Plus que jolie, celle-ci était magnifique.

Le satin faisait se refléter les lumières sur le tissu couleur nuit, le faisait apparaître comme une morceau de ciel nocturne étoilé.

Vo'ici mon bébé « Nocturna », présenta fièrement Daud.

Elle la déplia et me poussa dans la cabine avec.

Lorsque je l'eus mise, il ne restait qu'une fermeture dans le dos que je ne pouvais faire glisser toute seule, j'attendis la propriétaire devant le miroir.

J'en profitai pour détailler la robe. Le bustier était asymétrique, avec une fine brettelle sur l'épaule gauche. Le tissu satiné avait un effet froissé qui, partant de cette épaule, s'estompait jusqu'à la taille, d'où il tombait élégamment pour se terminer par une courte traîne arrondie. Les jambes étaient mises en valeur par une fente du côté gauche, fente qui devait tenir par un broche – absente – positionnée au niveau de la hanche.

Je cherche une fibule, s'écria justement Daud depuis l'intérieur d'un carton, mon migno', aidé-la à attacher sa rrobe danss le doss.

Je vis le reflet de Nikolas s'approcher nonchalamment, sans me regarder.

Je sentis des doigts effleurer le creux de mon dos et la fermeture glisser doucement.

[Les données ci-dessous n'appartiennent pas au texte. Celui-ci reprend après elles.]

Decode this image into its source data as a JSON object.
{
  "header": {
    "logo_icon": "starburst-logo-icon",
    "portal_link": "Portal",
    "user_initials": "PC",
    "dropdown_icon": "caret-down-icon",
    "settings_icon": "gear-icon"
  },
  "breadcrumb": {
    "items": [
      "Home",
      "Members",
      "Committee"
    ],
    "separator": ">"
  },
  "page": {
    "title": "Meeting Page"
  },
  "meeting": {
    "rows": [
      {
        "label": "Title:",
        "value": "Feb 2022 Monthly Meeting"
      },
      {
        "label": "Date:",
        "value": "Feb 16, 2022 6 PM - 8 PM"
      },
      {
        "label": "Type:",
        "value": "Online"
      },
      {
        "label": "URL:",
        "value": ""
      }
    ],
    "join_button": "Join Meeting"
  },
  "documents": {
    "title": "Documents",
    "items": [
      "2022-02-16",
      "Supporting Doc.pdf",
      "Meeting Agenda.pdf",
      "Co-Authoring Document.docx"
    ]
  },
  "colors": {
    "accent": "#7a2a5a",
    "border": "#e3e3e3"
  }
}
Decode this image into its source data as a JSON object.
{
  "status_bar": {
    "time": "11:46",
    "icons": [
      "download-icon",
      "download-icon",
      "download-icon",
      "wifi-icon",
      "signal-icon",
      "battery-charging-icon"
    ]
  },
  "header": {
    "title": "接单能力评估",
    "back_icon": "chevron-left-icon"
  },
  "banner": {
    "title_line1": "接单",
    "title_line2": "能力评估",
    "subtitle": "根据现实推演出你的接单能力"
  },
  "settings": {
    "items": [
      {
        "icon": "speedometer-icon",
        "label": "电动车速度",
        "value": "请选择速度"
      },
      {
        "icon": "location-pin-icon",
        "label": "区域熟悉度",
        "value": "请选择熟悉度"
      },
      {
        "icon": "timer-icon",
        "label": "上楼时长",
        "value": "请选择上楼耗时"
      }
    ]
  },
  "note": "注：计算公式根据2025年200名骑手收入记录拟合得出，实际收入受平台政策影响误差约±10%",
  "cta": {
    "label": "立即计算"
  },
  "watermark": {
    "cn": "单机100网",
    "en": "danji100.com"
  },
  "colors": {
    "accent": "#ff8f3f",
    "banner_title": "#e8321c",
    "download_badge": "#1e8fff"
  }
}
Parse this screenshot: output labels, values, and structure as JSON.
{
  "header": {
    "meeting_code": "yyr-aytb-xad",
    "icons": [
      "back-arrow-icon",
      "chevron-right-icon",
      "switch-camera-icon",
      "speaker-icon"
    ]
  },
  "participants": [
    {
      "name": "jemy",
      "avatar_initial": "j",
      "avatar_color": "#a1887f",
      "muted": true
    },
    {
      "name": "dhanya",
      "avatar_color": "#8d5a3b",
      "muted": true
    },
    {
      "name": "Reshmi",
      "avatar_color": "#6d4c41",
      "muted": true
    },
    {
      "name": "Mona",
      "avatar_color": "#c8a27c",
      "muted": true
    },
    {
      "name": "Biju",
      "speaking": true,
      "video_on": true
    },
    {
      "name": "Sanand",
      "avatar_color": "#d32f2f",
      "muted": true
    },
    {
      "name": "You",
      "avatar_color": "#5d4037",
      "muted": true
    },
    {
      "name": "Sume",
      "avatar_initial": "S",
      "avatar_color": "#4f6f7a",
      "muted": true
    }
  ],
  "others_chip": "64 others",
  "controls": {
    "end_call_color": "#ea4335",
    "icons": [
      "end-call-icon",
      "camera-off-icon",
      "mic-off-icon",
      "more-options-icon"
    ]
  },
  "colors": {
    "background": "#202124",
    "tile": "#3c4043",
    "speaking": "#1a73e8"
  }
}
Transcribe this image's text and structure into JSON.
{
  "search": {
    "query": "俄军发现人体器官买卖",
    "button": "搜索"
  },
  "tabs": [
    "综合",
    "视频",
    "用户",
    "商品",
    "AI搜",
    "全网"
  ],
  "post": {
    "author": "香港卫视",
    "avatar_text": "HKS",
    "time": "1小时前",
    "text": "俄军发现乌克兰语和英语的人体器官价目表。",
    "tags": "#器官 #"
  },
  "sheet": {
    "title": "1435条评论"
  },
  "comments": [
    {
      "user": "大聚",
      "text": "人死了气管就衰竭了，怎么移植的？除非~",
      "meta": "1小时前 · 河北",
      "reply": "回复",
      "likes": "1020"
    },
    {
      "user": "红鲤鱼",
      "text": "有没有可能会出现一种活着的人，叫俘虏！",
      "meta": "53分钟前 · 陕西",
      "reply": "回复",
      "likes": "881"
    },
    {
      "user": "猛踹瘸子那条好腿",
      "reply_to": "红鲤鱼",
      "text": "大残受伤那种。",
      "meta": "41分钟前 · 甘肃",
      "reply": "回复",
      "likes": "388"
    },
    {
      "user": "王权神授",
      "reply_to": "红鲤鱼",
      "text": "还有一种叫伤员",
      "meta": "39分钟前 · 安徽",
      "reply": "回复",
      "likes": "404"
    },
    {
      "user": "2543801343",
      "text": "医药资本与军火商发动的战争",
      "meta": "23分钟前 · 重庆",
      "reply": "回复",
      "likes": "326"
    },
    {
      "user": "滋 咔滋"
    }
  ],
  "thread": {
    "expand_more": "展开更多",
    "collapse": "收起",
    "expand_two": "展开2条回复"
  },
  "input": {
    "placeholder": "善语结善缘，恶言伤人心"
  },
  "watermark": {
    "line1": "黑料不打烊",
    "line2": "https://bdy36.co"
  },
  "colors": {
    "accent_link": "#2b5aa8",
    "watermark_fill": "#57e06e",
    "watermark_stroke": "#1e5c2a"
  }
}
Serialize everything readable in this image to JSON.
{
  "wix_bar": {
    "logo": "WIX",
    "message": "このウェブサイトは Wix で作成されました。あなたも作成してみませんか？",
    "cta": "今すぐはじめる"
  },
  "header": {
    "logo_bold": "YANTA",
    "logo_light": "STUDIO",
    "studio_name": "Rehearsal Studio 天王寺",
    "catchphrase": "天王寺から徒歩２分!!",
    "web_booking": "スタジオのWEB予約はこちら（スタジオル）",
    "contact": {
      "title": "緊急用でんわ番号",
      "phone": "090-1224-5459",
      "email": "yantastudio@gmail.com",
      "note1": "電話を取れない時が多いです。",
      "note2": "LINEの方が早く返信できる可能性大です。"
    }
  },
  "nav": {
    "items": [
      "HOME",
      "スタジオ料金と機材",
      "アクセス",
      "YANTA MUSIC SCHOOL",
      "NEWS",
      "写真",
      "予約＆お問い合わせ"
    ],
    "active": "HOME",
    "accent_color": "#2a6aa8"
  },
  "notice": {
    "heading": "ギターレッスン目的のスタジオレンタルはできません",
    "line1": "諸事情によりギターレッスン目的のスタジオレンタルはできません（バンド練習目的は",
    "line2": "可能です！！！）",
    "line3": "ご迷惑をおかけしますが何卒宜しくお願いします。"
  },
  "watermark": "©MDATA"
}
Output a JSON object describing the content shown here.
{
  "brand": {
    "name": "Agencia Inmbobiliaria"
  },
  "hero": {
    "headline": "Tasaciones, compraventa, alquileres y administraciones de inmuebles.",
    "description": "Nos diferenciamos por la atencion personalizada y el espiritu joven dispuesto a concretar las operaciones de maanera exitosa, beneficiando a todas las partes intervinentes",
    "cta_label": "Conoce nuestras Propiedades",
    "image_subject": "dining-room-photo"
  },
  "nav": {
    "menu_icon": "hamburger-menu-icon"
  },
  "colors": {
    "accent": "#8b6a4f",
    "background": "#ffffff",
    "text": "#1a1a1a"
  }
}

Je ne le quittai pas de yeux, mais son expression m'était cachée par ses cheveux qui tombaient sur son visage penché.

Soudain il entoura ma taille de ses mains et me retourna d'un mouvement vers lui.

Magnifique, il s'interrompit un instant comme s'il avait laissé échapper quelque chose... si nous ne disons pas ça à Audhild, elle ne nous libérera pas.

Je ne retins pas un sourire devant ce compliment maladroitement dissimulé. Il évita superbement de montrer qu'il s'en était aperçu et son regard glissa de mon sourire à la pierre embrasée suspendue à mon cou.